What could happen that would invalidate this narrative?
  • The company's recent enrollment growth and revenue gains are heavily dependent on the acquisition of St. Augustine; over-reliance on inorganic growth rather than sustained, broad-based organic enrollment increases could expose the business to volatility if future acquisitions do not materialize or if integration challenges arise, impacting future revenue and earnings growth.
  • There is a consistent focus on investment in marketing, admissions, and student support technology to sustain high retention and growth, but rising student acquisition costs and increased competition for prospective students, especially from larger nonprofit and public online programs, could pressure operating margins and lead to higher expenses over time.
  • The business model remains exposed to potential changes in regulatory and legislative environments, and while recent rules were described as positive, any unexpected regulatory headwinds-including federal scrutiny of for-profit education and changes in Title IV funding-could materially disrupt revenue channels and compress profit margins.
  • The positive impact from both prospective and total student enrollment appears partially reliant on corporate student program relationships; any reduction in employer-based upskilling budgets or shifts toward alternative credentialing platforms could weaken demand, leading to enrollment contraction and softer top-line growth.
  • Despite high retention and enrollment trends currently, secular risks such as demographic shifts (declining college-age population), skepticism toward for-profit education models, and expanding alternative education options could undermine future enrollment pipelines and put long-term pressure on revenue sustainability and net margins.

Valuation

How have all the factors above been brought together to estimate a fair value?
  • The analysts have a consensus price target of $40.0 for Perdoceo Education based on their expectations of its future earnings growth, profit margins and other risk factors.
  • In order for you to agree with the analyst's consensus, you'd need to believe that by 2028, revenues will be $987.8 million, earnings will come to $179.9 million, and it would be trading on a PE ratio of 17.0x, assuming you use a discount rate of 7.2%.
  • Given the current share price of $31.28, the analyst price target of $40.0 is 21.8% higher.
  • We always encourage you to reach your own conclusions though. So sense check these analyst numbers against your own assumptions and expectations based on your understanding of the business and what you believe is probable.

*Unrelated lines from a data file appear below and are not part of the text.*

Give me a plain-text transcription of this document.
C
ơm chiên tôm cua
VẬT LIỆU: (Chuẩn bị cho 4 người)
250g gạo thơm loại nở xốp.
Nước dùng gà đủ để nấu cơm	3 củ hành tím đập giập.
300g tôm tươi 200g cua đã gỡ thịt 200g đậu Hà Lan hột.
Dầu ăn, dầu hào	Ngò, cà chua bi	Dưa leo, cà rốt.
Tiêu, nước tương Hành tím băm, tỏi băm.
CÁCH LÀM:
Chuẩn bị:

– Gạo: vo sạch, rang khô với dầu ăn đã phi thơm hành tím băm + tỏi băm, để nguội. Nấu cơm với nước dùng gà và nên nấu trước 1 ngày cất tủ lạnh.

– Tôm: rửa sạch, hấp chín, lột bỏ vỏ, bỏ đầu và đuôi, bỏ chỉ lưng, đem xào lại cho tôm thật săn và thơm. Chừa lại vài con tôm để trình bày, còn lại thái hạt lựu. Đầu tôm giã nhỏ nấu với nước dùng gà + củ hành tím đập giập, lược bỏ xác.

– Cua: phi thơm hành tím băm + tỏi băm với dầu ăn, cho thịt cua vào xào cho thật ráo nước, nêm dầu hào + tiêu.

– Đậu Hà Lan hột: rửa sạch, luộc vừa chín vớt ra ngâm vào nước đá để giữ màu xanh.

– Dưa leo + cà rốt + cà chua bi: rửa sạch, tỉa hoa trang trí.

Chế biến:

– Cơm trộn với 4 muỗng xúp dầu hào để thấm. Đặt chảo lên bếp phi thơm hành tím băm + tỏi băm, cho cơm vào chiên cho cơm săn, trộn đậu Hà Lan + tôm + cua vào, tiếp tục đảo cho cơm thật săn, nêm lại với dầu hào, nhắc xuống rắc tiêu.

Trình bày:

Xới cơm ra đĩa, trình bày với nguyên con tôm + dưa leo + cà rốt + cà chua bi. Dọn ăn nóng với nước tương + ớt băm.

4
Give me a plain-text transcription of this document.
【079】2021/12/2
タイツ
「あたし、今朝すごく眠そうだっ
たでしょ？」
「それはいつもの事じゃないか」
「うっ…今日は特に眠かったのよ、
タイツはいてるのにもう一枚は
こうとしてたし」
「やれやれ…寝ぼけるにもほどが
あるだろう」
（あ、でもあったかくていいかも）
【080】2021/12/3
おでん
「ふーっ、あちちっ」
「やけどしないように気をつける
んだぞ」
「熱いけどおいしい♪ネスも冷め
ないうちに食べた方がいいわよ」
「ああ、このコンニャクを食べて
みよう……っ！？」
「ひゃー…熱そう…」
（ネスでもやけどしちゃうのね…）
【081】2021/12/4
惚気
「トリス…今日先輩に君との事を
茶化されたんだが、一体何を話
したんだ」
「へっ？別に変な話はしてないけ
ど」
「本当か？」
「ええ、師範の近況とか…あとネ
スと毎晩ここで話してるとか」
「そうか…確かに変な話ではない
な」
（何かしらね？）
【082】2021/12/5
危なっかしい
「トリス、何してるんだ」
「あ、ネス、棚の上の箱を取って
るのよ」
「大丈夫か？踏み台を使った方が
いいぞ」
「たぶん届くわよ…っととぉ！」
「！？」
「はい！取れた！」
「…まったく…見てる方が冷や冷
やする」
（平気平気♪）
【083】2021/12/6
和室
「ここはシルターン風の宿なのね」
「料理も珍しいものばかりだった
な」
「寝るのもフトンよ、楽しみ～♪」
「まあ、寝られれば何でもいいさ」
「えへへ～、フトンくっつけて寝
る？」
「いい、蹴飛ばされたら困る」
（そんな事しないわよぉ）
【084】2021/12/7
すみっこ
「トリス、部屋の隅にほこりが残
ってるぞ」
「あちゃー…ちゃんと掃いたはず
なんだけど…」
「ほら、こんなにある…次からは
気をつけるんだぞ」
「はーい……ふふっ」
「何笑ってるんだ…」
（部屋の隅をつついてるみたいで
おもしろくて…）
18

How well do narratives help inform your perspective?

Disclaimer

AnalystConsensusTarget is a tool utilizing a Large Language Model (LLM) that ingests data on consensus price targets, forecasted revenue and earnings figures, as well as the transcripts of earnings calls to produce qualitative analysis. The narratives produced by AnalystConsensusTarget are general in nature and are based solely on analyst data and publicly-available material published by the respective companies. These scenarios are not indicative of the company's future performance and are exploratory in nature. Simply Wall St has no position in the company(s) mentioned. Simply Wall St may provide the securities issuer or related entities with website advertising services for a fee, on an arm's length basis. These relationships have no impact on the way we conduct our business, the content we host, or how our content is served to users. The price targets and estimates used are consensus data, and do not constitute a recommendation to buy or sell any stock, and they do not take account of your objectives, or your financial situation. Note that AnalystConsensusTarget's analysis may not factor in the latest price-sensitive company announcements or qualitative material.